Torres Orlando Jorge M, Costa Roberto C N da Cunha, Costa Felipe F Macatrão, Neiva Romerito Fonseca, Suleiman Tarik Soares, Souza Yglésio L Moyses S, Shrikhande Shailesh V
Department of Gastrointestinal Surgery, Hepatopancreatobiliary Unit, Federal University of Maranhão, São Luiz, MA, Brazil.
Department of Surgical Oncology, Tata Memorial Centre Hospital, Mumbai, India.
Arq Bras Cir Dig. 2017 Oct-Dec;30(4):260-263. doi: 10.1590/0102-6720201700040008.
Pancreatic fistula is a major cause of morbidity and mortality after pancreatoduodenectomy. To prevent this complication, many technical procedures have been described.
To present a novel technique based on slight modifications of the original Heidelberg technique, as new pancreatojejunostomy technique for reconstruction of pancreatic stump after pancreatoduodenectomy and present initial results.

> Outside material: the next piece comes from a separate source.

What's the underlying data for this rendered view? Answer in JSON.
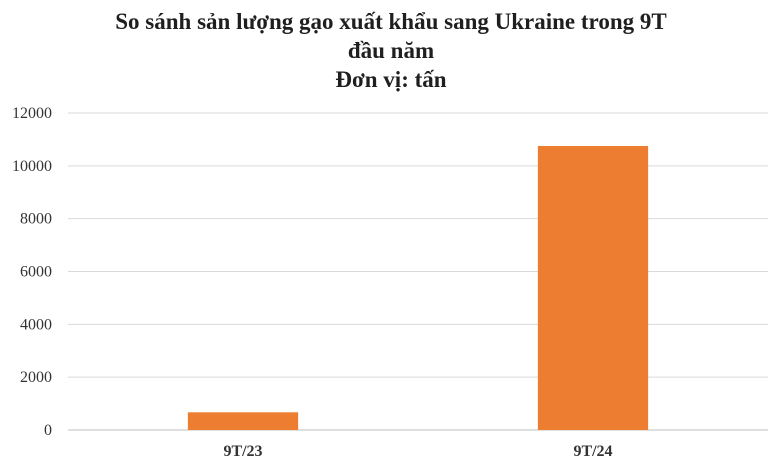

The technique was used for patients with soft or hard pancreas and with duct size smaller or larger than 3 mm. The stitches are performed with 5-0 double needle prolene at the 2 o'clock, 4 o'clock, 6 o'clock, 8 o'clock, 10 o'clock, and 12 o'clock, positions, full thickness of the parenchyma. A running suture is performed with 4-0 single needle prolene on the posterior and anterior aspect the pancreatic parenchyma with the jejunal seromuscular layer. A plastic stent, 20 cm long, is inserted into the pancreatic duct and extended into the jejunal lumen. Two previously placed hemostatic sutures on the superior and inferior edges of the remnant pancreatic stump are passed in the jejunal seromuscular layer and tied.
Seventeen patients underwent pancreatojejunostomy after pancreatoduodenectomy for different causes. None developed grade B or C pancreatic fistula. Biochemical leak according to the new definition (International Study Group on Pancreatic Surgery) was observed in four patients (23.5%). No mortality was observed.
Early results of this technique confirm that it is simple, reliable, easy to perform, and easy to learn. This technique is useful to reduce the incidence of pancreatic fistula after pancreatoduodenectomy.
胰瘘是胰十二指肠切除术后发病和死亡的主要原因。为预防这一并发症,已描述了许多技术操作。
介绍一种基于对原始海德堡技术稍加修改的新技术,作为胰十二指肠切除术后重建胰腺残端的新型胰肠吻合技术,并展示初步结果。
该技术用于胰腺质地软硬不同、胰管直径小于或大于3mm的患者。在胰腺实质全层的2点、4点、6点、8点、10点和12点位置用5-0双针普理灵缝线进行缝合。用4-0单针普理灵缝线在胰腺实质的前后表面与空肠浆肌层进行连续缝合。将一根20cm长的塑料支架插入胰管并延伸至空肠腔内。将先前在残余胰腺残端上下边缘放置的两根止血缝线穿过空肠浆肌层并打结。
17例患者因不同原因在胰十二指肠切除术后接受了胰肠吻合术。无一例发生B级或C级胰瘘。根据新定义(国际胰腺手术研究组),4例患者(23.5%)出现生化漏。未观察到死亡病例。
该技术的早期结果证实其简单、可靠、易于操作且易于学习。该技术有助于降低胰十二指肠切除术后胰瘘的发生率。